District classified staff receive long-awaited wage raise

After months of negotiations between SDUHSD and the California School Employees Association, the district’s Board of Trustees unanimously approved a 4% raise to classified staff wages at a meeting on March 15.

This comes after an initial 1.63% wage increase approved at a Jan. 31 board meeting, which raised the district’s salaries in accordance with state minimum wage: $15.50. At the same meeting, several classified employees — school workers who are not required to have certification, including nutrition services employees and grounds workers — asked the board to raise salaries to reflect increased workloads and the rising cost of living in San Diego.

“We shouldn’t be having to beg for minimum wage,” Naomi Diehl, a health technician at San Dieguito Academy, said at the Jan. 31 meeting.

Despite the 4% raise, SDUHSD classified staff do not feel it is enough. The district’s entrance wages continue to be lower than others in the county.

Other classified staff, like TPHS campus supervisor Bob McKeon and administrative assistant Yesenia Isario, believe their wages are adequate.

“I sincerely consider it a privilege to have a job that I get compensated fairly for,” Isario said.

However, many classified employees correlate a rise in resignations to their wages. According to Susan Gray, the SDUHSD director of classified personnel, the district saw 38 resignations in the 2021-22 school year and 47 in the 2022-23 school year so far. These resignations account for nearly one-sixth of the classified staff force, according to Diegueno Middle School plant supervisor and CSEA negotiator Carlos Magana.

“We have had more vacancies now … than in the 20 years I’ve been here,” Carmel Valley Middle School administrative assistant and CSEA negotiator Roberta Blank, said.

According to Jon Hall, an SDUHSD bus mechanic and CSEA negotiator, the district currently only has 19 bus drivers — a shortage of 22.

“We just got 23 new buses, but don’t have anyone to drive them,” Hall said.

SDUHSD technician and CSEA Chapter President Matt Colwell said that classified staff wages do not provide much incentive for workers to stay in the district.

“The low starting wage of a number of job classifications makes it hard for the district to recruit new folks,” Colwell said.

TPHS Campus Supervisor Jose Reynoso agreed.

“If someone can work at McDonald’s and then come here and only for a couple of bucks more have all of these responsibilities, where is the incentive?” Renoso said.

Some TPHS students find this somewhat ironic.

“It is ridiculous that 16-year-olds working down the street make more than the individuals that are the foundation of our school,” Camille Kraft (11) said.

It is difficult for classified staff in SDUHSD to live in the district, according to Blank. Therefore, employees must make long commutes to work, further disincentivizing working for the district rather than a similar paying job closer to home.

“[Blank] is one of the highest-paid classified members on her site, and yet she qualified for low-income housing. What does that say?” Magana said.

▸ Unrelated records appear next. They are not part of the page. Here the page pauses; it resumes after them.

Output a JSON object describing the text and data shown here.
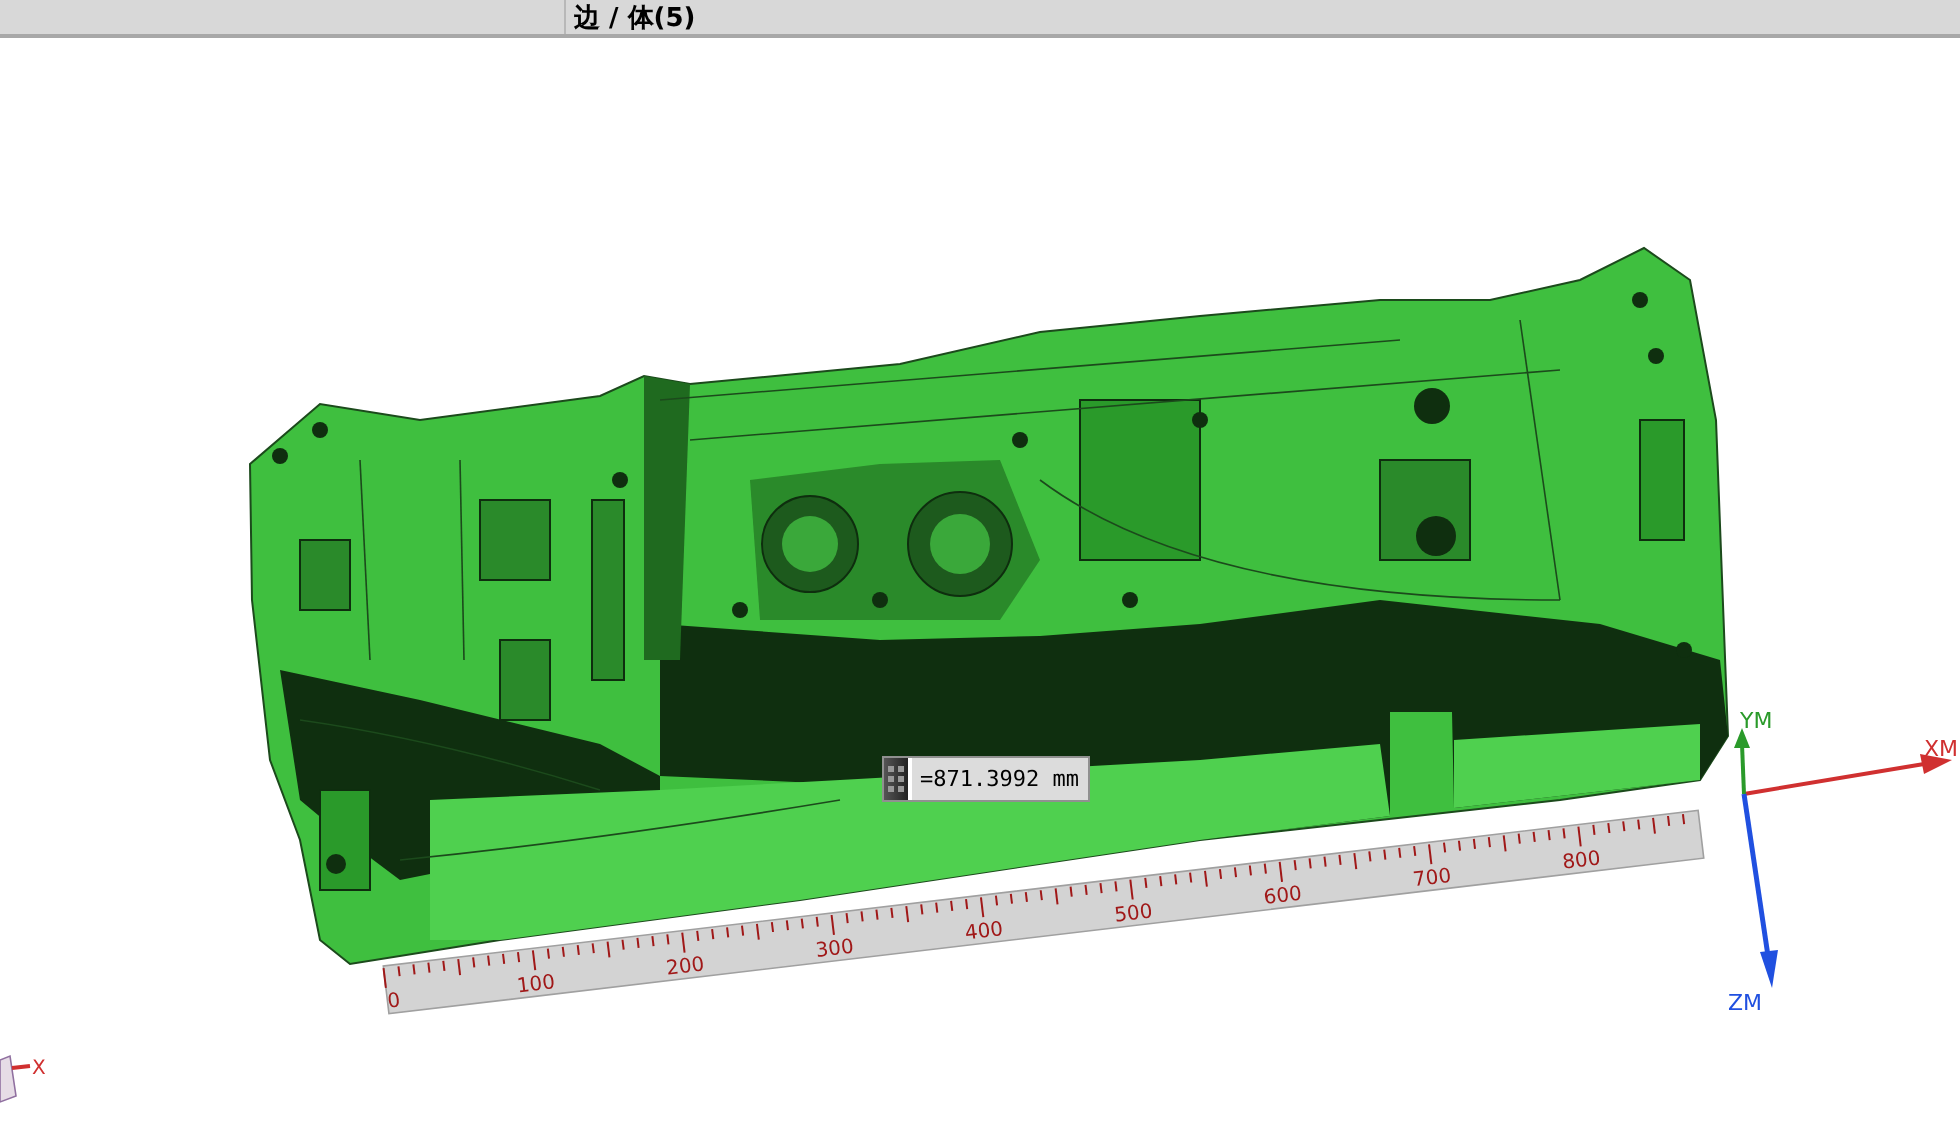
{
  "status_bar": {
    "selection_filter": "边 / 体(5)"
  },
  "viewport": {
    "measurement": {
      "value": "=871.3992 mm"
    },
    "ruler": {
      "labels": [
        "0",
        "100",
        "200",
        "300",
        "400",
        "500",
        "600",
        "700",
        "800"
      ]
    },
    "axes": {
      "x": "XM",
      "y": "YM",
      "z": "ZM"
    },
    "view_triad": {
      "x": "X"
    }
  }
}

Along with this staffing shortage, classified staff feel that they have had to shoulder a greater workload.

“The stress and the pressure has been huge, and it isn’t compensated or recognized,” Blank said.

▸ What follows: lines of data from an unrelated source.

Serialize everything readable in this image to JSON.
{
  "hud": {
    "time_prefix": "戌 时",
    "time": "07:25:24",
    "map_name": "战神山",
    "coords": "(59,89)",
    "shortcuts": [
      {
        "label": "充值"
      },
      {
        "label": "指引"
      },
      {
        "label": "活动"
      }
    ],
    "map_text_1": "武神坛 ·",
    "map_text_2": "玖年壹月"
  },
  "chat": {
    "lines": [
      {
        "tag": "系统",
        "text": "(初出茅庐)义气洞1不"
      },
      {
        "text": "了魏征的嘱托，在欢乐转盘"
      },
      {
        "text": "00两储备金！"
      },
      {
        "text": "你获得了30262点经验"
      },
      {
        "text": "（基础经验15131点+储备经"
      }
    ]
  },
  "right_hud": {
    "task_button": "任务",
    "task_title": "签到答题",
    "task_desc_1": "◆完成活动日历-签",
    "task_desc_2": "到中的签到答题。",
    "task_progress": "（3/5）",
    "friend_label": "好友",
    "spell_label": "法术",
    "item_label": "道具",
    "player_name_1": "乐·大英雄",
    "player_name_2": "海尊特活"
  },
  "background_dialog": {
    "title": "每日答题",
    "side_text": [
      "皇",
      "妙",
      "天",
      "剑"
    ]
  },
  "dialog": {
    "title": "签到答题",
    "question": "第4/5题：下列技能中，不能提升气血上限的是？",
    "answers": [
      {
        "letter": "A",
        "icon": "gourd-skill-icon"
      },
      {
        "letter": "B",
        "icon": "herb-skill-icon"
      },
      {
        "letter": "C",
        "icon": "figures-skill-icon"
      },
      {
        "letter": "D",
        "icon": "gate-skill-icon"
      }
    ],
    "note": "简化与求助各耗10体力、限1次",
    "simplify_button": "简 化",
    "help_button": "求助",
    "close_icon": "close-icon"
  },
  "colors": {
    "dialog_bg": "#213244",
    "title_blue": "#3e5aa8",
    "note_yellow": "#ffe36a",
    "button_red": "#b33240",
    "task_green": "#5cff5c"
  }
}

However, SDUHSD Communication Coordinator Miquel Jacobs said that staffing shortage is not an issue unique to SDUHSD, but a nationwide problem.

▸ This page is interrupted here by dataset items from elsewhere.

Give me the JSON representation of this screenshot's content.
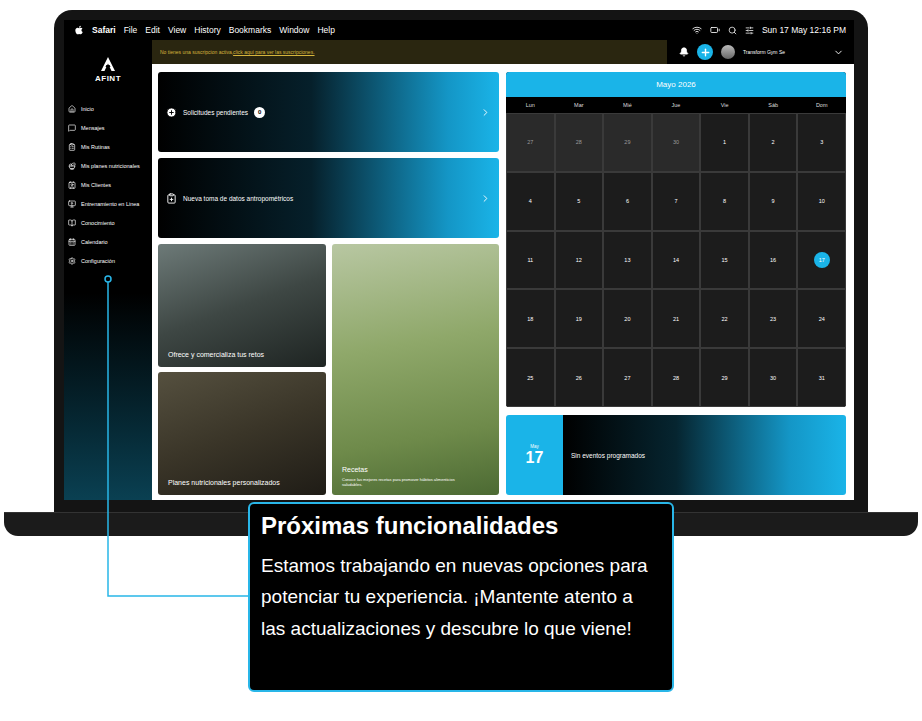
{
  "menubar": {
    "app": "Safari",
    "menus": [
      "File",
      "Edit",
      "View",
      "History",
      "Bookmarks",
      "Window",
      "Help"
    ],
    "clock": "Sun 17 May 12:16 PM"
  },
  "brand": {
    "name": "AFINT"
  },
  "banner": {
    "text": "No tienes una suscripcion activa, ",
    "link": "click aquí para ver las suscripciones."
  },
  "user": {
    "name": "Transform Gym Se"
  },
  "sidebar": {
    "items": [
      {
        "label": "Inicio",
        "selected": false
      },
      {
        "label": "Mensajes",
        "selected": false
      },
      {
        "label": "Mis Rutinas",
        "selected": false
      },
      {
        "label": "Mis planes nutricionales",
        "selected": false
      },
      {
        "label": "Mis Clientes",
        "selected": false
      },
      {
        "label": "Entrenamiento en Linea",
        "selected": false
      },
      {
        "label": "Conocimiento",
        "selected": false
      },
      {
        "label": "Calendario",
        "selected": false
      },
      {
        "label": "Configuración",
        "selected": false
      }
    ]
  },
  "actions": [
    {
      "label": "Solicitudes pendientes",
      "count": "0",
      "kind": "requests"
    },
    {
      "label": "Nueva toma de datos antropométricos",
      "kind": "measure"
    }
  ],
  "features": [
    {
      "title": "Ofrece y comercializa tus retos",
      "kind": "fitness"
    },
    {
      "title": "Planes nutricionales personalizados",
      "kind": "food"
    },
    {
      "title": "Recetas",
      "subtitle": "Conoce las mejores recetas para promover hábitos alimenticios saludables.",
      "kind": "recipes"
    }
  ],
  "calendar": {
    "title": "Mayo 2026",
    "weekdays": [
      "Lun",
      "Mar",
      "Mié",
      "Jue",
      "Vie",
      "Sáb",
      "Dom"
    ],
    "weeks": [
      [
        {
          "day": "27",
          "other_month": true,
          "selected": false
        },
        {
          "day": "28",
          "other_month": true,
          "selected": false
        },
        {
          "day": "29",
          "other_month": true,
          "selected": false
        },
        {
          "day": "30",
          "other_month": true,
          "selected": false
        },
        {
          "day": "1",
          "other_month": false,
          "selected": false
        },
        {
          "day": "2",
          "other_month": false,
          "selected": false
        },
        {
          "day": "3",
          "other_month": false,
          "selected": false
        }
      ],
      [
        {
          "day": "4",
          "other_month": false,
          "selected": false
        },
        {
          "day": "5",
          "other_month": false,
          "selected": false
        },
        {
          "day": "6",
          "other_month": false,
          "selected": false
        },
        {
          "day": "7",
          "other_month": false,
          "selected": false
        },
        {
          "day": "8",
          "other_month": false,
          "selected": false
        },
        {
          "day": "9",
          "other_month": false,
          "selected": false
        },
        {
          "day": "10",
          "other_month": false,
          "selected": false
        }
      ],
      [
        {
          "day": "11",
          "other_month": false,
          "selected": false
        },
        {
          "day": "12",
          "other_month": false,
          "selected": false
        },
        {
          "day": "13",
          "other_month": false,
          "selected": false
        },
        {
          "day": "14",
          "other_month": false,
          "selected": false
        },
        {
          "day": "15",
          "other_month": false,
          "selected": false
        },
        {
          "day": "16",
          "other_month": false,
          "selected": false
        },
        {
          "day": "17",
          "other_month": false,
          "selected": true
        }
      ],
      [
        {
          "day": "18",
          "other_month": false,
          "selected": false
        },
        {
          "day": "19",
          "other_month": false,
          "selected": false
        },
        {
          "day": "20",
          "other_month": false,
          "selected": false
        },
        {
          "day": "21",
          "other_month": false,
          "selected": false
        },
        {
          "day": "22",
          "other_month": false,
          "selected": false
        },
        {
          "day": "23",
          "other_month": false,
          "selected": false
        },
        {
          "day": "24",
          "other_month": false,
          "selected": false
        }
      ],
      [
        {
          "day": "25",
          "other_month": false,
          "selected": false
        },
        {
          "day": "26",
          "other_month": false,
          "selected": false
        },
        {
          "day": "27",
          "other_month": false,
          "selected": false
        },
        {
          "day": "28",
          "other_month": false,
          "selected": false
        },
        {
          "day": "29",
          "other_month": false,
          "selected": false
        },
        {
          "day": "30",
          "other_month": false,
          "selected": false
        },
        {
          "day": "31",
          "other_month": false,
          "selected": false
        }
      ]
    ]
  },
  "event_panel": {
    "month": "May",
    "day": "17",
    "text": "Sin eventos programados"
  },
  "callout": {
    "title": "Próximas funcionalidades",
    "body": "Estamos trabajando en nuevas opciones para potenciar tu experiencia. ¡Mantente atento a las actualizaciones y descubre lo que viene!"
  }
}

“SDUHSD continues to work on its recruitment efforts in traditional and creative ways to ensure that we continue our reputation as a high-performing district,” he said.

Many classified employees are seeking equity in their wages that align proportionally with those of teachers.

“It is discouraging when we learn that the teachers are the number one highest paid in the county and the classified staff are not,” Magana said. “We provide services for our students like a nurturing environment and we just wanted to be treated the same as our counterparts.”

Aidan Wong (12) said that classified staff, “are an integral part of TPHS. The fact that they’re being paid less than other districts in this area is frankly a disgrace.”

Looking to the future, SDUHSD classified staff hope that the district will continue to keep salaries competitive to the rest of San Diego county.

“Working here you never know what tomorrow may hold … The wages need to be better so that we aren’t living paycheck to paycheck. ” Reynoso said.